Nachvollziehbare und somit transparente Verfahren in dieser Branche sind zweifellos für uns von großem Nutzen, da sie auch vieles erleichtern. Wir können nicht alle Jäger, Sammler und Nahrungsmittelbeschaffer sein, alldieweil die Entwicklung ohnehin schon viel zu weit fortgeschritten ist. Mit der Expansion der Verpackungsindustrie und auch diese Folgen nach dem II. Weltkrieg wurde eine neue Herausforderung gefunden, um Lebensmittel noch länger haltbar zu machen. Gleichzeitig entwickelten sich aber auch die Erwägungen des Profitgedankens parallel weiter, so daß alle Register gezogen wurden, um möglichst viel Gewinn bei der Produktion zu erschaffen. Die Produkte selbst hatten sich genau diesem Gedanken unterzuordnen zum Leidwesen der Konsumenten selbst.
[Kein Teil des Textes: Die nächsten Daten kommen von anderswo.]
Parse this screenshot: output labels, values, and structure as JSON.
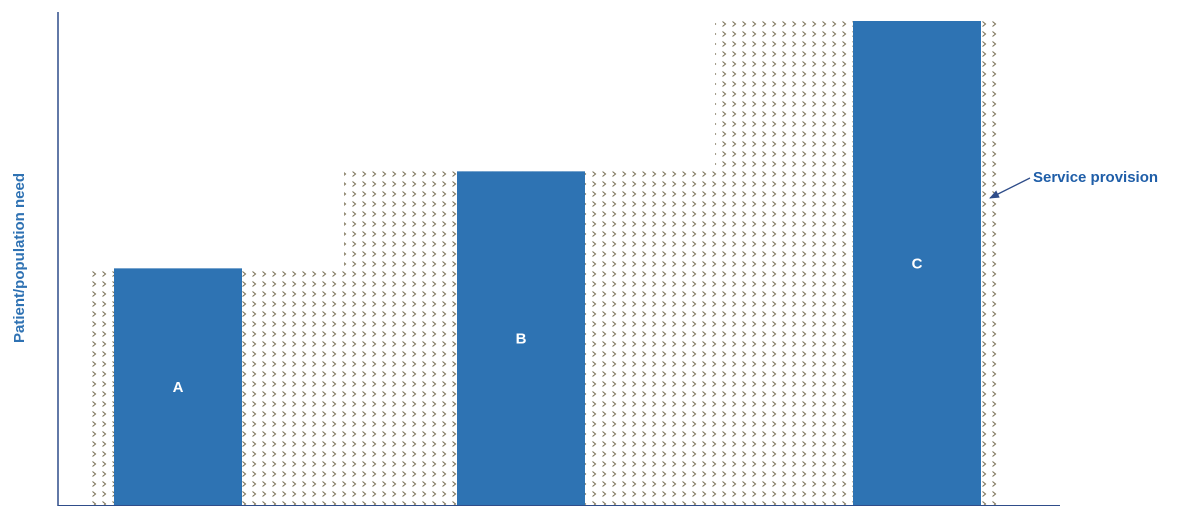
{
  "chart_data": {
    "type": "bar",
    "categories": [
      "A",
      "B",
      "C"
    ],
    "series": [
      {
        "values": [
          0.49,
          0.69,
          1.0
        ]
      }
    ],
    "need_steps": [
      0.49,
      0.69,
      1.0
    ],
    "title": "",
    "xlabel": "",
    "ylabel": "Patient/population need",
    "annotation": "Service provision",
    "ylim": [
      0,
      1.0
    ],
    "grid": false,
    "legend": "none",
    "colors": {
      "bar": "#2e73b3",
      "pattern": "#7a7258",
      "axis": "#2f4d8a",
      "label": "#2f72b3",
      "annotation": "#1f5ea8"
    }
  }
}
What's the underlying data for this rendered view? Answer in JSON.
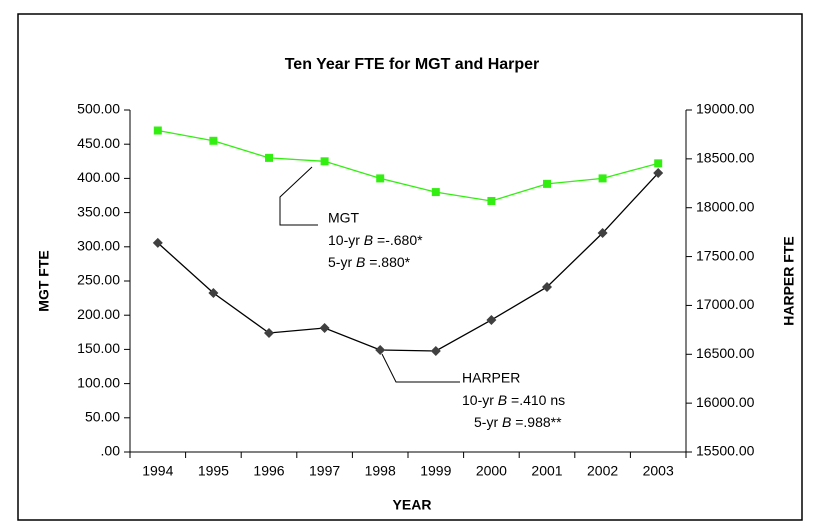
{
  "chart_data": {
    "type": "line",
    "title": "Ten Year FTE for MGT and Harper",
    "x_label": "YEAR",
    "y_label": "MGT FTE",
    "y2_label": "HARPER FTE",
    "categories": [
      "1994",
      "1995",
      "1996",
      "1997",
      "1998",
      "1999",
      "2000",
      "2001",
      "2002",
      "2003"
    ],
    "series": [
      {
        "name": "MGT",
        "color": "#33ee11",
        "marker": "square",
        "values": [
          470,
          455,
          430,
          425,
          400,
          380,
          367,
          392,
          400,
          422
        ]
      },
      {
        "name": "HARPER",
        "color": "#404040",
        "marker": "diamond",
        "axis": "y2",
        "values": [
          17640,
          17127,
          16718,
          16769,
          16544,
          16534,
          16851,
          17189,
          17741,
          18355
        ]
      }
    ],
    "annotations": [
      {
        "title": "MGT",
        "lines": [
          {
            "prefix": "10-yr ",
            "symbol": "B",
            "value": " =-.680*"
          },
          {
            "prefix": "5-yr ",
            "symbol": "B",
            "value": " =.880*"
          }
        ]
      },
      {
        "title": "HARPER",
        "lines": [
          {
            "prefix": "10-yr ",
            "symbol": "B",
            "value": " =.410 ns"
          },
          {
            "prefix": "5-yr ",
            "symbol": "B",
            "value": " =.988**"
          }
        ]
      }
    ],
    "ylim": [
      0,
      500
    ],
    "yticks": [
      {
        "value": 0,
        "label": ".00"
      },
      {
        "value": 50,
        "label": "50.00"
      },
      {
        "value": 100,
        "label": "100.00"
      },
      {
        "value": 150,
        "label": "150.00"
      },
      {
        "value": 200,
        "label": "200.00"
      },
      {
        "value": 250,
        "label": "250.00"
      },
      {
        "value": 300,
        "label": "300.00"
      },
      {
        "value": 350,
        "label": "350.00"
      },
      {
        "value": 400,
        "label": "400.00"
      },
      {
        "value": 450,
        "label": "450.00"
      },
      {
        "value": 500,
        "label": "500.00"
      }
    ],
    "y2lim": [
      15500,
      19000
    ],
    "y2ticks": [
      {
        "value": 15500,
        "label": "15500.00"
      },
      {
        "value": 16000,
        "label": "16000.00"
      },
      {
        "value": 16500,
        "label": "16500.00"
      },
      {
        "value": 17000,
        "label": "17000.00"
      },
      {
        "value": 17500,
        "label": "17500.00"
      },
      {
        "value": 18000,
        "label": "18000.00"
      },
      {
        "value": 18500,
        "label": "18500.00"
      },
      {
        "value": 19000,
        "label": "19000.00"
      }
    ],
    "grid": false
  }
}
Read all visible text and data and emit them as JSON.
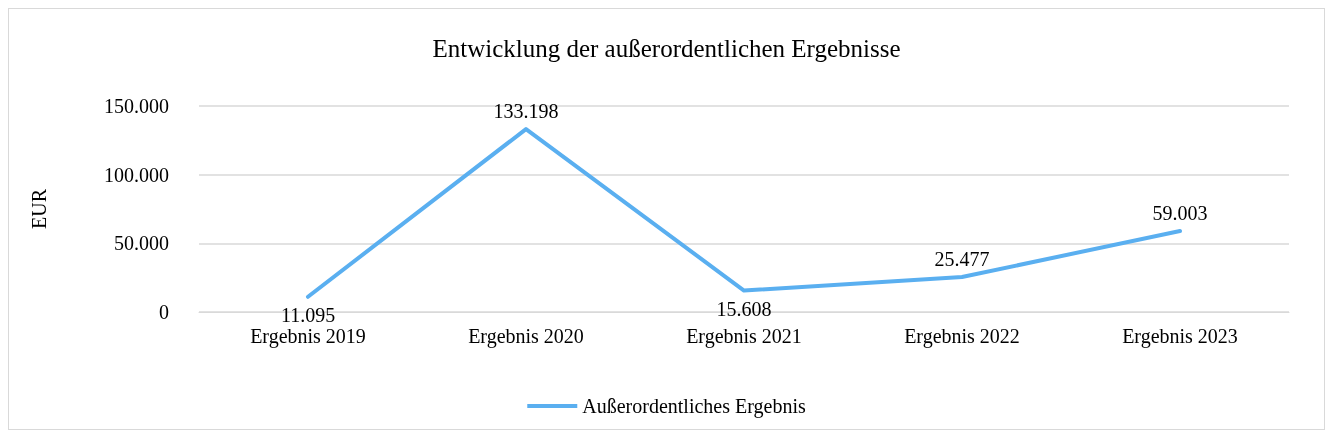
{
  "chart_data": {
    "type": "line",
    "title": "Entwicklung der außerordentlichen Ergebnisse",
    "ylabel": "EUR",
    "categories": [
      "Ergebnis 2019",
      "Ergebnis 2020",
      "Ergebnis 2021",
      "Ergebnis 2022",
      "Ergebnis 2023"
    ],
    "series": [
      {
        "name": "Außerordentliches Ergebnis",
        "color": "#5aaff0",
        "values": [
          11095,
          133198,
          15608,
          25477,
          59003
        ],
        "value_labels": [
          "11.095",
          "133.198",
          "15.608",
          "25.477",
          "59.003"
        ]
      }
    ],
    "ylim": [
      0,
      150000
    ],
    "yticks": [
      0,
      {
        "value": 50000,
        "label": "50.000"
      },
      {
        "value": 100000,
        "label": "100.000"
      },
      {
        "value": 150000,
        "label": "150.000"
      }
    ],
    "grid": "y",
    "legend": "bottom",
    "marker": "none",
    "line_style": "solid"
  }
}
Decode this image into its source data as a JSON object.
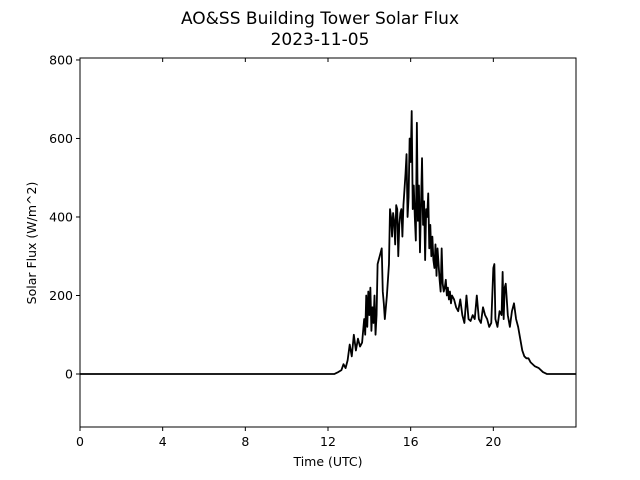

Ein Lebensmittelskandal jagt somit den nächsten, wobei die Aufdeckung solch krimineller Machenschaften in der Lebensmittelindustrie natürlich “wachen Geistern” zu verdanken sind, die eben nicht tatenlos zuschauen konnten, wie die Lebensmittelindustrie auch bei Verpackungen mit irreführenden Angaben bluffte. Wirklich kritische Stimmen hatten sich bereits vor knapp dreißig Jahren unverblümt und sehr direkt schriftlich zu Wort gemeldet, in dem Buch “Chemie in Lebensmitteln” des Katalyse Instituts für angewandte Umwelt e.V.

 

Was muß noch alles aufgedeckt werden, um das Täuschen, Tricksen und Tarnen einer Lebensmittelindustrie zu entlarven, die wohl ihr eigentliches Ziel verkannt hat: dem Menschen zu dienen? Stattdessen stehen längst Verbraucherschutzorganisationen auf der Matte, aber auch völlig unabhängige Organisationen wie Foodwatch tragen mit dazu bei, die Menschen zu sensibilisieren, aufzupassen, was sie da konsumieren, denn immerhin geht es um die Gesundheit, ums Leben selbst. Auch haben insbesondere Filme wie Food, Inc., Unser täglich Brot und We Feed the World ebenso hoffentlich dem einen oder anderen die Augen öffnen können.

 

Doch die Politik hofiert weiterhin den Lobbyismus der Lebensmittelkonzerne

Allen voran unsere  Bundesministerin für Ernährung, Landwirtschaft und Verbraucherschutz, Ilse Aigner, die dies unter Beweis stellt. Bis heute wird der positive Vorschlag der Grünen zur Ampel-Lebensmittelkennzeichnung aus dem Jahre 2008 nicht umgesetzt, obwohl zwei Drittel der Deutschen sie längst fordern. Es darf ja nicht sein, was ein mächtiger Industriezweig negiert. Und so brauchen wir uns auch nicht zu wundern, wenn ein neues Internetportal für Lebensmittel auf taube Ohren und mit heftiger Kritik bestückt bei der Lebensmitteindustrie stößt: Hauptsache es wird verdient!

 

Selbstverständlich können wir abhängigen Verbraucher nicht aussteigen aus einem Industriezweig, der so tief verwurzelt unser Leben mitbestimmt, aber dennoch sind Wege der Kritik, des berechtigten Unmutes, diese zu artikulieren und vorzutragen, das Mindeste, was uns verbleibt, wobei auch gleichzeitig der Blick zu ehrlichen Labels, wie Demeter, Weleda, Naturland und andere schon notwendiger wird. Die Argumentation eines höheren Preises, was Bio-Produkte anbelangt, kann nicht wirklich einer genauen Analyse standhalten, wenn wir bedenken, was viele Verbraucher alles für unnötig überteuerte Waren sich anschaffen, auf die sie ohne weiteres verzichten könnten. Es bedarf somit eines Umdenkens, einer größeren Wachsamkeit, was wir an Lebensmitteln zu uns nehmen, soweit wir das vermögen.